Just wanted to wish all the TPF members a Happy Thanksgiving..  This is the first time in 15 years that I do not have to work! woohoo.



Turkey Egret 3 by krisinct- Thanks for 3 Million + views!, on Flickr




Turkey Portrait 2 by krisinct- Thanks for 3 Million + views!, on Flickr


----------



## Hunter58 (Nov 27, 2014)

Happy Thanksgiving to all.  I don't have any recent shots of Turkeys so here's one I took back in June when vacationing in PA.


----------



## pjaye (Nov 27, 2014)

Enjoy your time off!  Thanksgiving is long over here but happy Thanksgiving to all my American friends!
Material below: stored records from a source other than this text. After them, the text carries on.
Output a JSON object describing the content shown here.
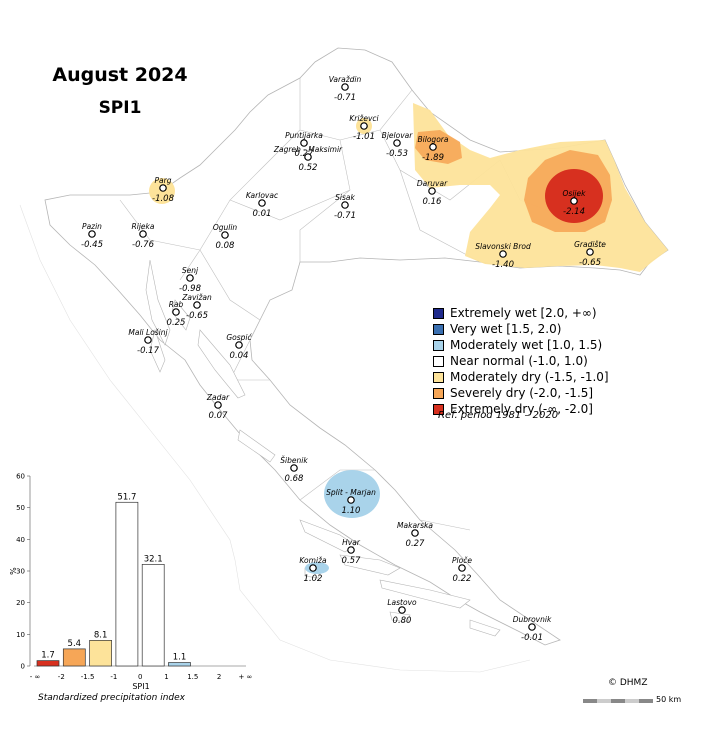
{
  "title": "August 2024",
  "subtitle": "SPI1",
  "legend": {
    "items": [
      {
        "label": "Extremely wet [2.0, +∞)",
        "color": "#1f2a8c"
      },
      {
        "label": "Very wet [1.5, 2.0)",
        "color": "#3a6fb0"
      },
      {
        "label": "Moderately wet [1.0, 1.5)",
        "color": "#a9d3ea"
      },
      {
        "label": "Near normal (-1.0, 1.0)",
        "color": "#ffffff"
      },
      {
        "label": "Moderately dry (-1.5, -1.0]",
        "color": "#fde39a"
      },
      {
        "label": "Severely dry (-2.0, -1.5]",
        "color": "#f6a657"
      },
      {
        "label": "Extremely dry (-∞, -2.0]",
        "color": "#d7301f"
      }
    ],
    "ref_period": "Ref. period 1981 – 2020"
  },
  "stations": [
    {
      "name": "Varaždin",
      "value": "-0.71"
    },
    {
      "name": "Križevci",
      "value": "-1.01"
    },
    {
      "name": "Bjelovar",
      "value": "-0.53"
    },
    {
      "name": "Bilogora",
      "value": "-1.89"
    },
    {
      "name": "Puntijarka",
      "value": "0.27"
    },
    {
      "name": "Zagreb - Maksimir",
      "value": "0.52"
    },
    {
      "name": "Daruvar",
      "value": "0.16"
    },
    {
      "name": "Osijek",
      "value": "-2.14"
    },
    {
      "name": "Parg",
      "value": "-1.08"
    },
    {
      "name": "Karlovac",
      "value": "0.01"
    },
    {
      "name": "Sisak",
      "value": "-0.71"
    },
    {
      "name": "Pazin",
      "value": "-0.45"
    },
    {
      "name": "Rijeka",
      "value": "-0.76"
    },
    {
      "name": "Ogulin",
      "value": "0.08"
    },
    {
      "name": "Slavonski Brod",
      "value": "-1.40"
    },
    {
      "name": "Gradište",
      "value": "-0.65"
    },
    {
      "name": "Senj",
      "value": "-0.98"
    },
    {
      "name": "Rab",
      "value": "0.25"
    },
    {
      "name": "Zavižan",
      "value": "-0.65"
    },
    {
      "name": "Mali Lošinj",
      "value": "-0.17"
    },
    {
      "name": "Gospić",
      "value": "0.04"
    },
    {
      "name": "Zadar",
      "value": "0.07"
    },
    {
      "name": "Šibenik",
      "value": "0.68"
    },
    {
      "name": "Split - Marjan",
      "value": "1.10"
    },
    {
      "name": "Makarska",
      "value": "0.27"
    },
    {
      "name": "Hvar",
      "value": "0.57"
    },
    {
      "name": "Komiža",
      "value": "1.02"
    },
    {
      "name": "Ploče",
      "value": "0.22"
    },
    {
      "name": "Lastovo",
      "value": "0.80"
    },
    {
      "name": "Dubrovnik",
      "value": "-0.01"
    }
  ],
  "chart_data": {
    "type": "bar",
    "title": "",
    "xlabel": "SPI1",
    "ylabel": "%",
    "ylim": [
      0,
      60
    ],
    "yticks": [
      "0",
      "10",
      "20",
      "30",
      "40",
      "50",
      "60"
    ],
    "xticks": [
      "- ∞",
      "-2",
      "-1.5",
      "-1",
      "0",
      "1",
      "1.5",
      "2",
      "+ ∞"
    ],
    "categories": [
      "Extremely dry",
      "Severely dry",
      "Moderately dry",
      "Near normal (-1.0, 0)",
      "Near normal (0, 1.0)",
      "Moderately wet",
      "Very wet",
      "Extremely wet"
    ],
    "values": [
      1.7,
      5.4,
      8.1,
      51.7,
      32.1,
      1.1,
      0,
      0
    ],
    "value_labels": [
      "1.7",
      "5.4",
      "8.1",
      "51.7",
      "32.1",
      "1.1",
      "",
      ""
    ],
    "colors": [
      "#d7301f",
      "#f6a657",
      "#fde39a",
      "#ffffff",
      "#ffffff",
      "#a9d3ea",
      "#3a6fb0",
      "#1f2a8c"
    ],
    "caption": "Standardized precipitation index"
  },
  "copyright": "© DHMZ",
  "scale_label": "50 km"
}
I have no turkey pictures, the wild turkeys around here take off the second they think you may want to take a picture.


----------



## MSnowy (Nov 27, 2014)

Happy Thanksgiving


----------



## mnmcote (Nov 27, 2014)

Here's a Tom in full strut

 from this past Spring.. Kinda the best I got... Happy Thanksgiving..


----------



## D-B-J (Nov 27, 2014)

Gobble Gobble by f_one_eight, on Flickr


----------



## limr (Nov 27, 2014)

This is the only turkey shot I have. He was quite friendly and I was surprised at how soft the feathers were. Right after I took the shot, he stretched out his neck and gobbled at me 




rs Turkey by limrodrigues, on Flickr


----------



## 123rfanna (Nov 27, 2014)

Haha, just realized you meant live turkeys, I was just about to post my roast turkey image=)


----------



## snowbear (Nov 27, 2014)

Hope everyone had a great day.  This is about as close as I can get to a turkey photo.  It's debatable as to which is the turkey!


----------



## tirediron (Nov 27, 2014)

They sure do look odd when they're not in a roasting pan!


----------



## ByronBrant (Nov 28, 2014)




----------



## ByronBrant (Nov 28, 2014)




----------



## BillM (Nov 28, 2014)

Hope everyone had a good turkey day 

They like my bird feeders.


----------



## FITBMX (Nov 28, 2014)

I got one on my desktop computer I will post later!


----------



## FITBMX (Nov 28, 2014)

I took these at the end of last winter when I first got my camera and didn't really know how to use it yet, so this photo has problems. But it's the only turkey photo I have.
They saw me first and headed for the trees!


----------